The streets of Puno, Peru are filled with exuberant dancers and celebratory music every month during the city’s renowned cultural festivals. And like many other underdeveloped areas in South America, this boisterous city is also wrought with poverty and deficient medical facilities.
Thousands of miles to the north, University students Patricia Ortiz-Tello and Yasmin El-Sayed have launched a student group to help.
Ortiz-Tello and El-Sayed, co-founders of the project Suyana, find the city’s inadequate supply of obstetricians and facilities for childbirth particularly alarming.
They decided to try to correct this problem by developing a long-term health care program in Puno, including a shelter for indigenous women and a clinic on the outskirts of the city.
This summer, Ortiz-Tello and El-Sayed plan to lead a group of seven undergraduate and six graduate students to the city to start construction on the shelter and work with local doctors.

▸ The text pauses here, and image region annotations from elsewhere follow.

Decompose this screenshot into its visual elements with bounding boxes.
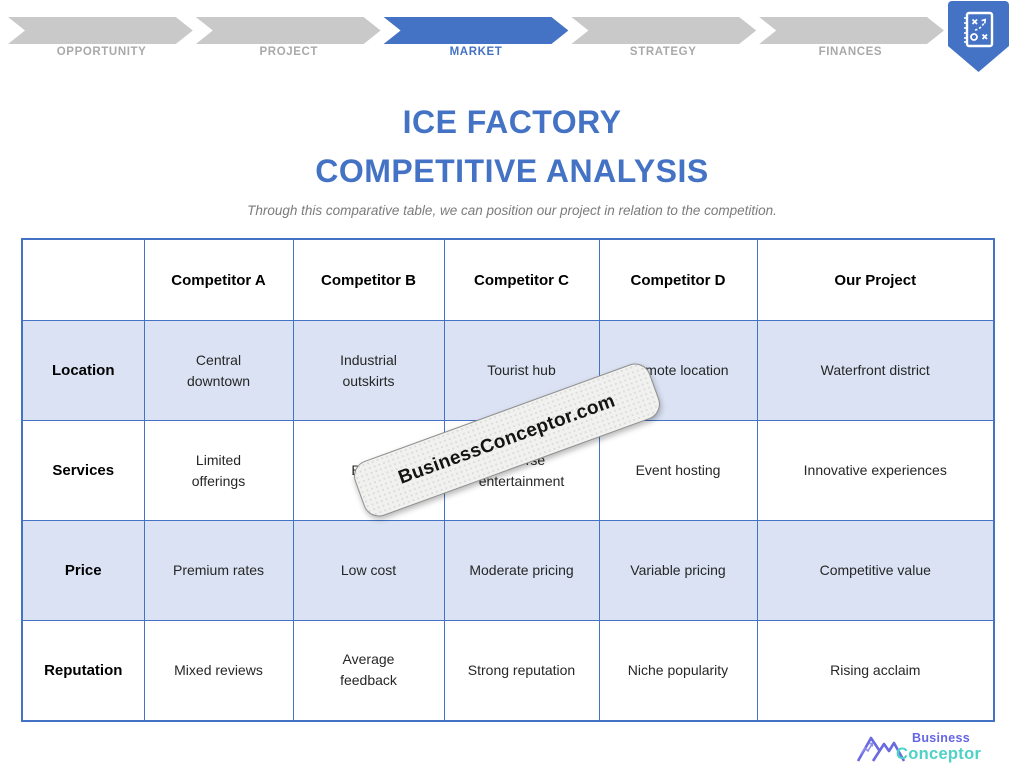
header-competitor-b: Competitor B <box>292 238 445 321</box>
nav-step-project-arrow[interactable] <box>196 17 381 44</box>
cell-reputation-ours: Rising acclaim <box>756 620 995 721</box>
cell-price-b: Low cost <box>292 520 445 621</box>
row-label-location: Location <box>21 320 145 421</box>
nav-label-strategy[interactable]: STRATEGY <box>629 46 697 58</box>
table-row-reputation: Reputation Mixed reviews Average feedbac… <box>21 620 995 721</box>
table-row-location: Location Central downtown Industrial out… <box>21 320 995 421</box>
cell-location-b: Industrial outskirts <box>292 320 445 421</box>
header-competitor-d: Competitor D <box>598 238 758 321</box>
cell-price-ours: Competitive value <box>756 520 995 621</box>
header-competitor-a: Competitor A <box>143 238 294 321</box>
table-header-row: Competitor A Competitor B Competitor C C… <box>21 238 995 321</box>
brand-name-bottom: Conceptor <box>896 744 982 763</box>
header-empty-cell <box>21 238 145 321</box>
cell-reputation-a: Mixed reviews <box>143 620 294 721</box>
cell-services-a: Limited offerings <box>143 420 294 521</box>
competitive-analysis-table: Competitor A Competitor B Competitor C C… <box>21 238 995 722</box>
row-label-reputation: Reputation <box>21 620 145 721</box>
nav-label-opportunity[interactable]: OPPORTUNITY <box>56 46 147 58</box>
nav-step-strategy-arrow[interactable] <box>571 17 756 44</box>
nav-step-finances-arrow[interactable] <box>759 17 944 44</box>
slide-title-line2: COMPETITIVE ANALYSIS <box>315 153 709 189</box>
cell-reputation-d: Niche popularity <box>598 620 758 721</box>
cell-location-a: Central downtown <box>143 320 294 421</box>
table-row-price: Price Premium rates Low cost Moderate pr… <box>21 520 995 621</box>
slide-title-line1: ICE FACTORY <box>402 104 622 140</box>
row-label-price: Price <box>21 520 145 621</box>
nav-label-project[interactable]: PROJECT <box>259 46 319 58</box>
header-competitor-c: Competitor C <box>443 238 600 321</box>
nav-label-finances[interactable]: FINANCES <box>818 46 883 58</box>
brand-logo: Business Conceptor <box>856 729 981 765</box>
cell-services-d: Event hosting <box>598 420 758 521</box>
cell-price-c: Moderate pricing <box>443 520 600 621</box>
process-nav-labels: OPPORTUNITY PROJECT MARKET STRATEGY FINA… <box>8 46 944 58</box>
cell-price-d: Variable pricing <box>598 520 758 621</box>
cell-reputation-b: Average feedback <box>292 620 445 721</box>
nav-step-opportunity-arrow[interactable] <box>8 17 193 44</box>
mountains-icon <box>856 736 906 762</box>
nav-label-market[interactable]: MARKET <box>449 46 503 58</box>
header-our-project: Our Project <box>756 238 995 321</box>
slide-title: ICE FACTORY COMPETITIVE ANALYSIS <box>0 98 1024 196</box>
corner-badge <box>947 0 1010 74</box>
strategy-playbook-icon <box>948 1 1009 72</box>
brand-name-top: Business <box>912 731 970 745</box>
slide-subtitle: Through this comparative table, we can p… <box>247 203 777 218</box>
cell-reputation-c: Strong reputation <box>443 620 600 721</box>
cell-services-ours: Innovative experiences <box>756 420 995 521</box>
row-label-services: Services <box>21 420 145 521</box>
brand-logo-text: Business Conceptor <box>896 732 981 762</box>
table-row-services: Services Limited offerings Basic Diverse… <box>21 420 995 521</box>
process-nav <box>8 17 944 44</box>
cell-location-ours: Waterfront district <box>756 320 995 421</box>
nav-step-market-arrow[interactable] <box>384 17 569 44</box>
cell-price-a: Premium rates <box>143 520 294 621</box>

El-Sayed said the lack of convenient transportation in Puno makes it hard for women who live on the edge of town to deliver their children in the hospital in the center of the city. Group members are applying for grants from the U.S. government to fund the project. Their first priority is to work with the Ministry of Health to construct a place for women and their families to stay while they receive medical treatment in town.

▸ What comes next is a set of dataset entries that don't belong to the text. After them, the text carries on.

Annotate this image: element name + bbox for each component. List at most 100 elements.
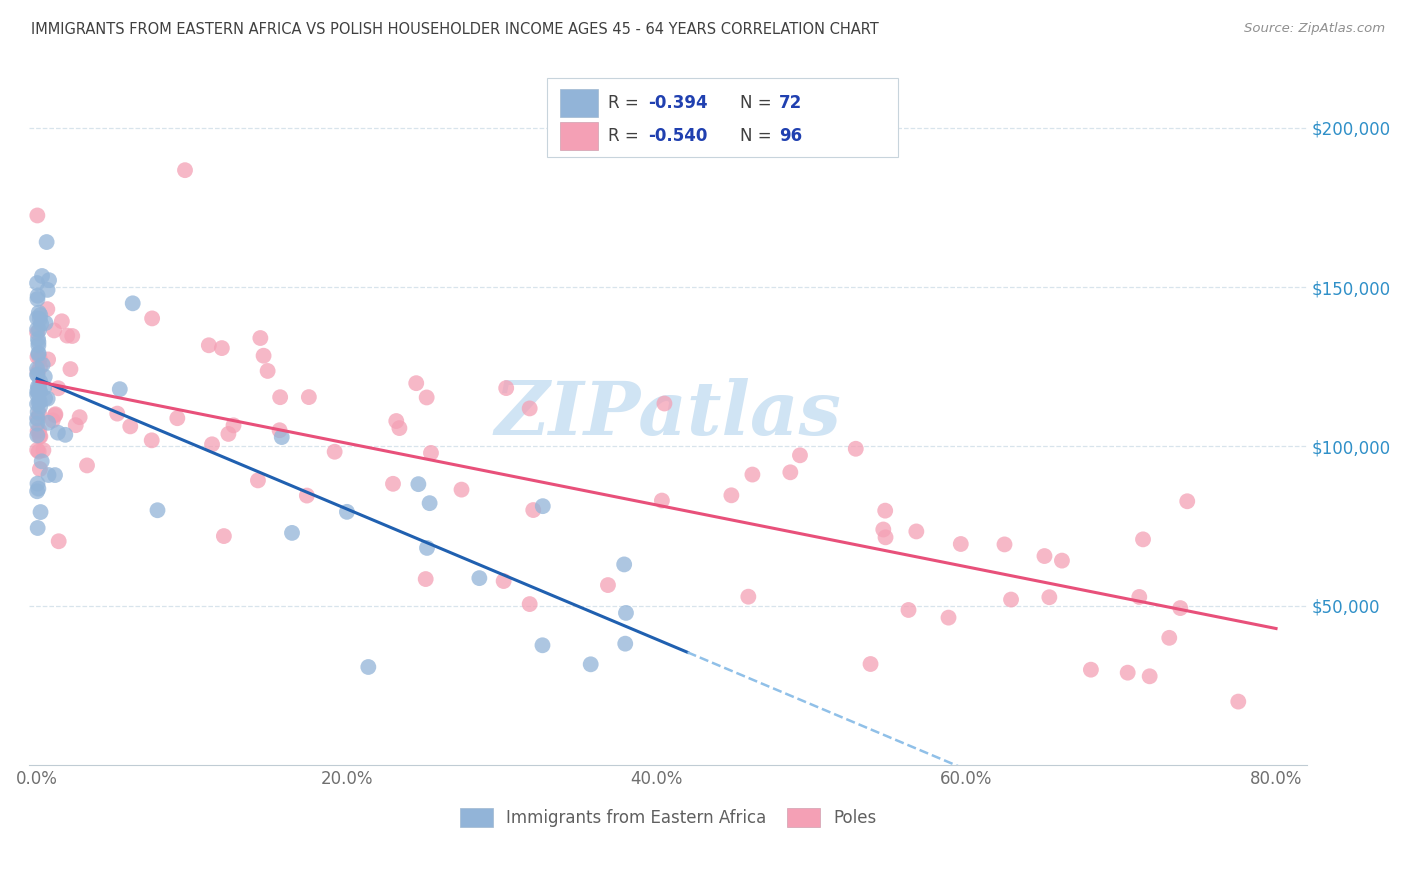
Point — [993, 537, 1015, 551]
Point — [34, 392, 56, 406]
Point — [614, 606, 637, 620]
Point — [56, 328, 79, 343]
Point — [41, 413, 63, 427]
Point — [25, 397, 48, 411]
Point — [25, 276, 48, 290]
Point — [108, 382, 131, 396]
FancyBboxPatch shape — [547, 78, 898, 157]
Point — [741, 467, 763, 482]
Point — [1227, 695, 1250, 709]
Point — [46, 425, 69, 440]
Point — [37, 416, 59, 430]
Point — [27, 332, 49, 346]
Text: R =: R = — [609, 95, 644, 112]
Point — [51, 314, 73, 328]
Point — [25, 411, 48, 425]
Point — [27, 411, 49, 425]
Point — [28, 351, 51, 366]
Point — [30, 317, 52, 331]
Point — [28, 395, 51, 409]
Point — [120, 419, 142, 434]
Point — [845, 442, 868, 456]
FancyBboxPatch shape — [560, 121, 598, 150]
Point — [1080, 663, 1102, 677]
Point — [46, 381, 69, 395]
Point — [1116, 665, 1139, 680]
Point — [408, 477, 430, 491]
Point — [30, 384, 52, 399]
Point — [249, 331, 271, 345]
FancyBboxPatch shape — [560, 88, 598, 117]
Point — [28, 394, 51, 409]
Point — [44, 468, 66, 483]
Point — [37, 283, 59, 297]
Point — [44, 409, 66, 423]
Text: ZIPatlas: ZIPatlas — [495, 378, 842, 450]
Point — [28, 305, 51, 319]
Point — [25, 442, 48, 457]
Point — [419, 496, 441, 510]
Point — [737, 590, 759, 604]
Point — [212, 529, 235, 543]
Point — [27, 289, 49, 303]
Point — [256, 364, 278, 378]
Point — [875, 503, 897, 517]
Point — [252, 349, 274, 363]
Point — [27, 292, 49, 306]
Point — [897, 603, 920, 617]
Point — [141, 311, 163, 326]
Point — [388, 421, 411, 435]
Point — [28, 429, 51, 443]
Point — [42, 323, 65, 337]
Point — [522, 503, 544, 517]
Point — [34, 369, 56, 384]
Point — [1050, 553, 1073, 567]
Point — [28, 323, 51, 337]
Point — [613, 558, 636, 572]
Point — [217, 426, 239, 441]
Point — [519, 401, 541, 416]
Point — [1033, 549, 1056, 563]
Point — [65, 418, 87, 433]
Text: N =: N = — [740, 128, 776, 145]
Point — [105, 407, 128, 421]
Point — [405, 376, 427, 391]
Point — [37, 352, 59, 367]
Point — [531, 499, 554, 513]
Point — [37, 392, 59, 406]
Point — [27, 380, 49, 394]
Point — [121, 296, 143, 310]
Point — [34, 316, 56, 330]
Point — [875, 530, 897, 544]
Point — [298, 390, 321, 404]
Point — [519, 597, 541, 611]
Point — [30, 308, 52, 322]
Point — [246, 474, 269, 488]
Point — [596, 578, 619, 592]
Point — [28, 444, 51, 458]
Point — [859, 657, 882, 671]
Text: 72: 72 — [779, 95, 803, 112]
Point — [27, 428, 49, 442]
Point — [27, 405, 49, 419]
Point — [357, 660, 380, 674]
Point — [38, 468, 60, 483]
Point — [415, 391, 437, 405]
Text: 96: 96 — [779, 128, 803, 145]
Point — [69, 410, 91, 425]
Point — [25, 417, 48, 431]
Point — [28, 384, 51, 398]
Point — [30, 505, 52, 519]
Point — [416, 541, 439, 555]
Point — [495, 381, 517, 395]
Point — [27, 521, 49, 535]
Point — [25, 326, 48, 340]
Point — [872, 523, 894, 537]
Point — [31, 358, 53, 372]
Point — [25, 311, 48, 326]
Text: -0.540: -0.540 — [648, 128, 707, 145]
Legend: Immigrants from Eastern Africa, Poles: Immigrants from Eastern Africa, Poles — [453, 801, 883, 834]
Point — [201, 437, 224, 451]
Point — [385, 414, 408, 428]
Point — [31, 268, 53, 283]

Key to the success of the shelter is educating Peruvians on the advantages of seeking professional health care. One of the group’s worries is that people will not use the new facilities, El-Sayed said. Puno residents are generally distrustful of health care because of its poor quality.
Another long-term goal is to maintain involvement with the Ministry of Health.

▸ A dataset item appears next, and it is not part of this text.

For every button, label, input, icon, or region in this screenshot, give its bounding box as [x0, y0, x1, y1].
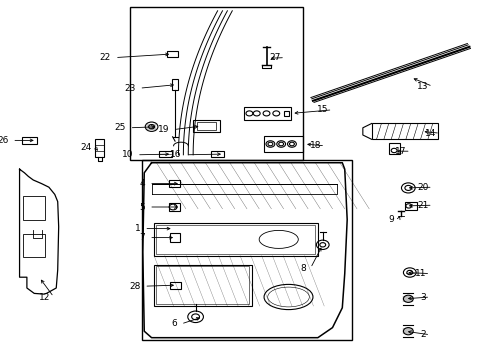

“We want to affiliate U-M long-term with the community of Puno,” El-Sayed said. “Affiliation with the hospital will grant the clinic with medical resources and physicians year-round, as well as provide it with general maintenance.”
What differentiates this organization from other relief-based groups is the diversity of its members, El-Sayed said. The students involved with the project come from LSA, the School of Medicine, the school of Public Health and the College of Engineering. El-Sayed developed her interest in South American medical practices by volunteering at Centro Antivenero de Lima, a clinic based in central Lima.
Ortiz-Tello is a native-born Peruvian.
“We come from different backgrounds, have different goals in life and are coming together to work toward a similar cause,” El-Sayed said.
The organization is still growing, and El-Sayed said it will extend the opportunity for new members to join during the summer of 2008.
“We are looking for motivated individuals who share a common goal of serving others,” El-Sayed said. “We are interested in those who will be responsive to new surroundings and are willing to share and partake with the community of the Andean plains.”